Aferrado a la cartera de cuero en la que portaba los documentos recogidos y firmados en El Cairo, sentía que había recobrado la seguridad que había perdido hacía casi un año, cuando las cosas empezaron a torcerse. El sonido de los carros al pasar junto al coche, el sempiterno templo de Luxor, la fachada del Winter Palace y sobre todo las caras de la gente que le miraban con simpatía y curiosidad creaban un conjunto de sensaciones que había echado de menos en los últimos meses.
En el embarcadero, el encargado le saludó con entusiasmo.
—Bienvenido, señor Carter, bienvenido. Es una alegría volver a tenerlo entre nosotros —dijo el hombre con tono sincero mientras le ofrecía la mano y le daba una palmadita en el hombro.
El arqueólogo dejó pasar a Ahmed y a los porteadores que llevaban su equipaje y luego se acomodó en uno de los bancos de la embarcación. En cuanto el transbordador se llenó, comenzó a avanzar lentamente hacia la orilla oeste. Carter se sentía objeto de las miradas de los pasajeros, muchos de los cuales levantaban la mano para saludarle desde el otro lado del banco o hacían gestos de bienvenida con la cabeza. En circunstancias normales ese tipo de acercamiento no le habría agradado, lo hubiera tomado como una intromisión en su intimidad, pero es que en circunstancias normales nadie le hubiera saludado. Ahora, al contrario, le reconfortaban; sentía que había regresado a casa.

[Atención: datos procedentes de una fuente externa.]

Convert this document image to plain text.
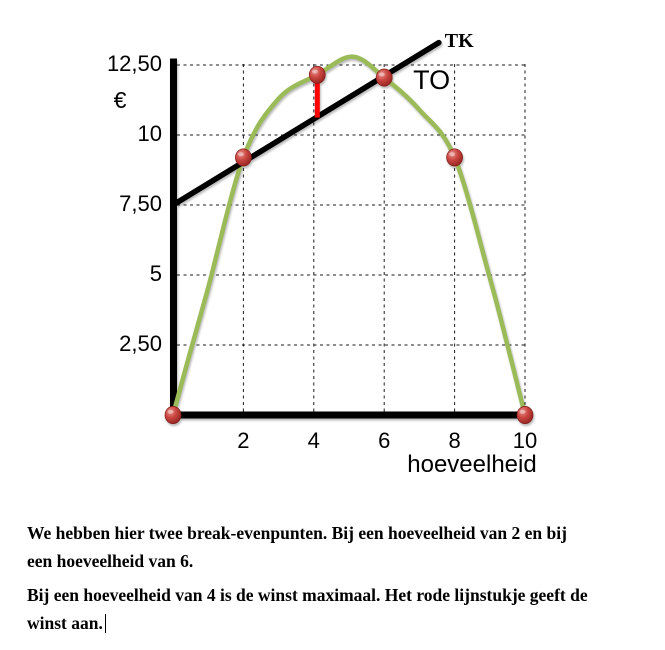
12,50
10
7,50
5
2,50
2	4	6	8	10
€
hoeveelheid
TK
TO

We hebben hier twee break-evenpunten. Bij een hoeveelheid van 2 en bij
een hoeveelheid van 6.

Bij een hoeveelheid van 4 is de winst maximaal. Het rode lijnstukje geeft de
winst aan.
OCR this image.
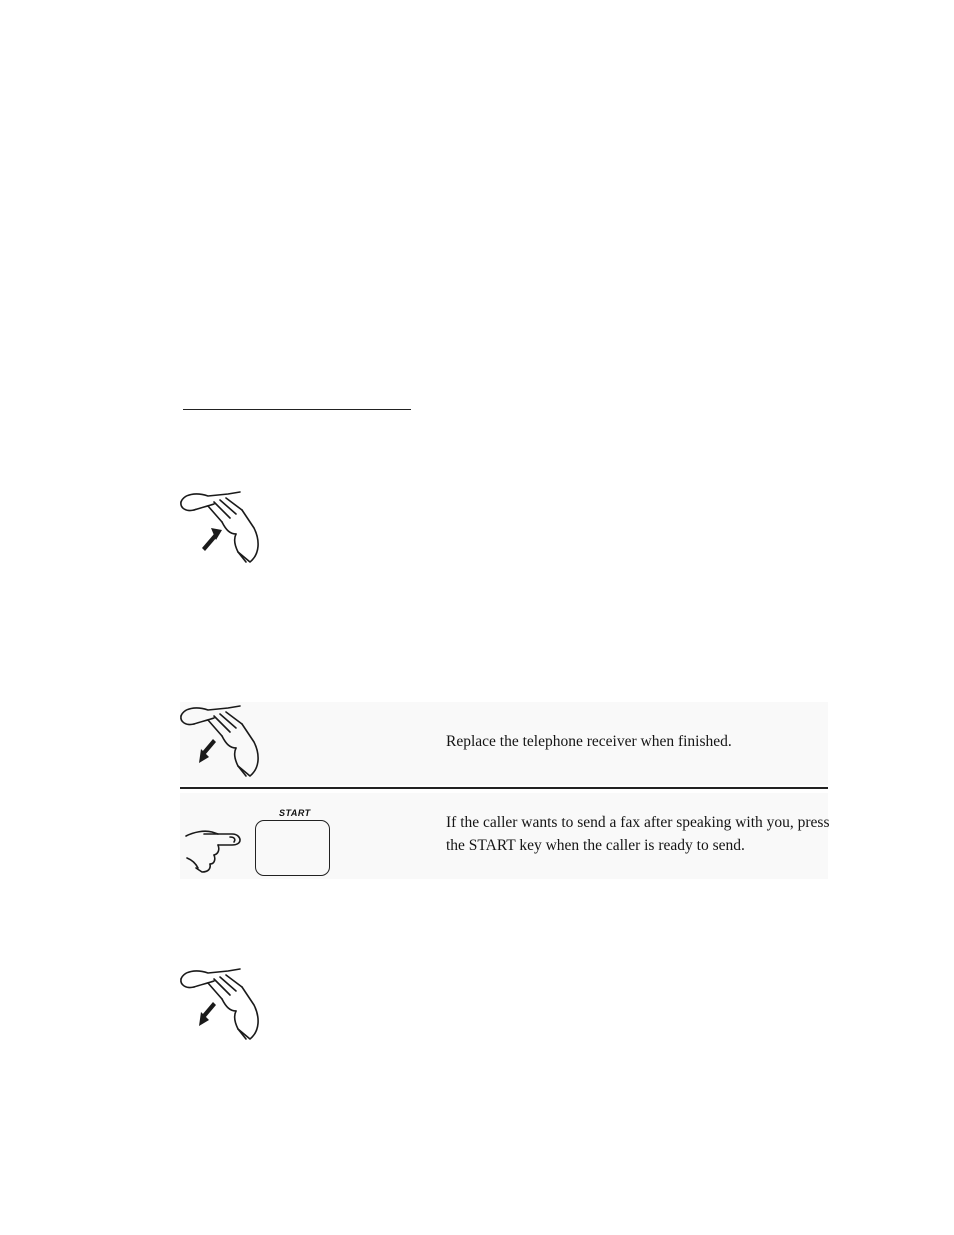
Replace the telephone receiver when finished.
START
If the caller wants to send a fax after speaking with you, press
the START key when the caller is ready to send.
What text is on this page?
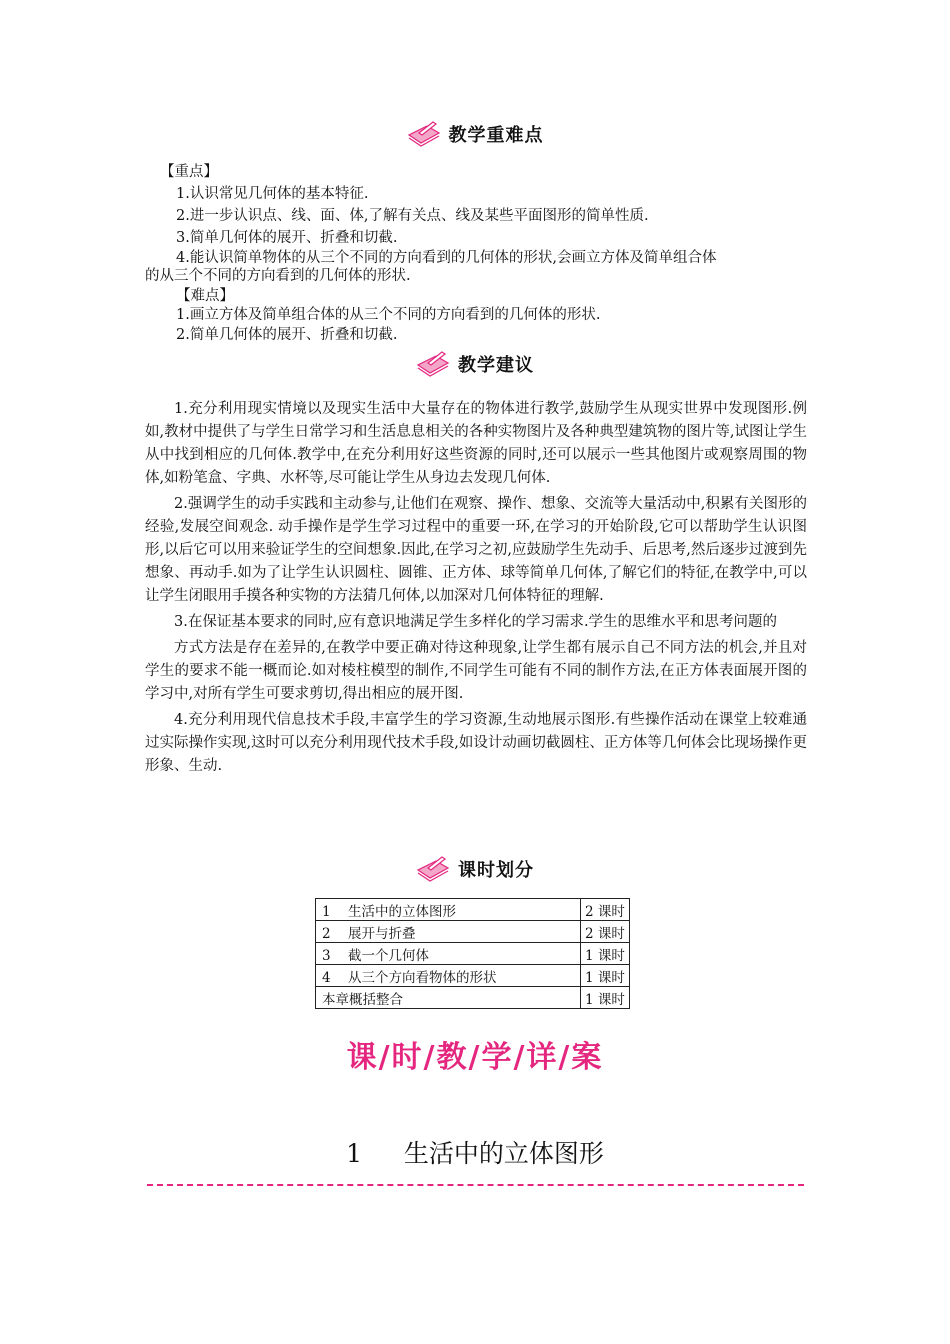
教学重难点
【重点】
1.认识常见几何体的基本特征.
2.进一步认识点、线、面、体,了解有关点、线及某些平面图形的简单性质.
3.简单几何体的展开、折叠和切截.
4.能认识简单物体的从三个不同的方向看到的几何体的形状,会画立方体及简单组合体
的从三个不同的方向看到的几何体的形状.
【难点】
1.画立方体及简单组合体的从三个不同的方向看到的几何体的形状.
2.简单几何体的展开、折叠和切截.
教学建议
1.充分利用现实情境以及现实生活中大量存在的物体进行教学,鼓励学生从现实世界中发现图形.例如,教材中提供了与学生日常学习和生活息息相关的各种实物图片及各种典型建筑物的图片等,试图让学生从中找到相应的几何体.教学中,在充分利用好这些资源的同时,还可以展示一些其他图片或观察周围的物体,如粉笔盒、字典、水杯等,尽可能让学生从身边去发现几何体.
2.强调学生的动手实践和主动参与,让他们在观察、操作、想象、交流等大量活动中,积累有关图形的经验,发展空间观念. 动手操作是学生学习过程中的重要一环,在学习的开始阶段,它可以帮助学生认识图形,以后它可以用来验证学生的空间想象.因此,在学习之初,应鼓励学生先动手、后思考,然后逐步过渡到先想象、再动手.如为了让学生认识圆柱、圆锥、正方体、球等简单几何体,了解它们的特征,在教学中,可以让学生闭眼用手摸各种实物的方法猜几何体,以加深对几何体特征的理解.
3.在保证基本要求的同时,应有意识地满足学生多样化的学习需求.学生的思维水平和思考问题的
方式方法是存在差异的,在教学中要正确对待这种现象,让学生都有展示自己不同方法的机会,并且对学生的要求不能一概而论.如对棱柱模型的制作,不同学生可能有不同的制作方法,在正方体表面展开图的学习中,对所有学生可要求剪切,得出相应的展开图.
4.充分利用现代信息技术手段,丰富学生的学习资源,生动地展示图形.有些操作活动在课堂上较难通过实际操作实现,这时可以充分利用现代技术手段,如设计动画切截圆柱、正方体等几何体会比现场操作更形象、生动.
课时划分
1 生活中的立体图形	2 课时
2 展开与折叠	2 课时
3 截一个几何体	1 课时
4 从三个方向看物体的形状	1 课时
本章概括整合	1 课时
课/时/教/学/详/案
1 生活中的立体图形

Cuando la embarcación alcanzó la orilla opuesta del río, Carter esperó a ser el último en salir.
—¡Bienvenido, mudir!
Omar, el hermano pequeño de Ahmed, se aferraba a uno de los postes de la techumbre del barco para ayudar a estabilizarlo y vararlo.
—Hola, Omar. ¿Cómo estás?
—Le echábamos de menos, mudir.
—Y yo a vosotros más de lo que imagináis.
Esas palabras llenaron de orgullo a los egipcios. Carter saludó al resto de los miembros del servicio que habían acudido al embarcadero para ayudar en la recogida del equipaje. Al verlos a todos de nuevo remando en la misma dirección, el inglés sintió que, efectivamente, todo había vuelto a la normalidad.
Otro coche le esperaba a pocos metros para llevarlo a Castle Carter. Nada había cambiado, parecía que el tiempo se había detenido, todo estaba exactamente igual que el año anterior: las casas, la gente en la puerta de las viviendas, los puestos de fruta junto al camino, los campesinos… En aquella parte del valle el sol incidía con fuerza sobre la Montaña Tebana. La intensa luz, el color de los campos de cultivo y el aroma de las especias que emanaba de las casas de barro que flanqueaban el camino eran tal como los recordaba.
Cuando distinguió su casa en el horizonte, en la que había vivido más de diez años, sintió una emoción especial. En la explanada de tierra, los miembros del servicio le esperaban, elegantemente ataviados para la ocasión, junto a la puerta. Carter los fue saludando uno a uno con efusividad y gratitud.
—Bienvenido, mudir. La casa está lista —señaló Ahmed Gerigar.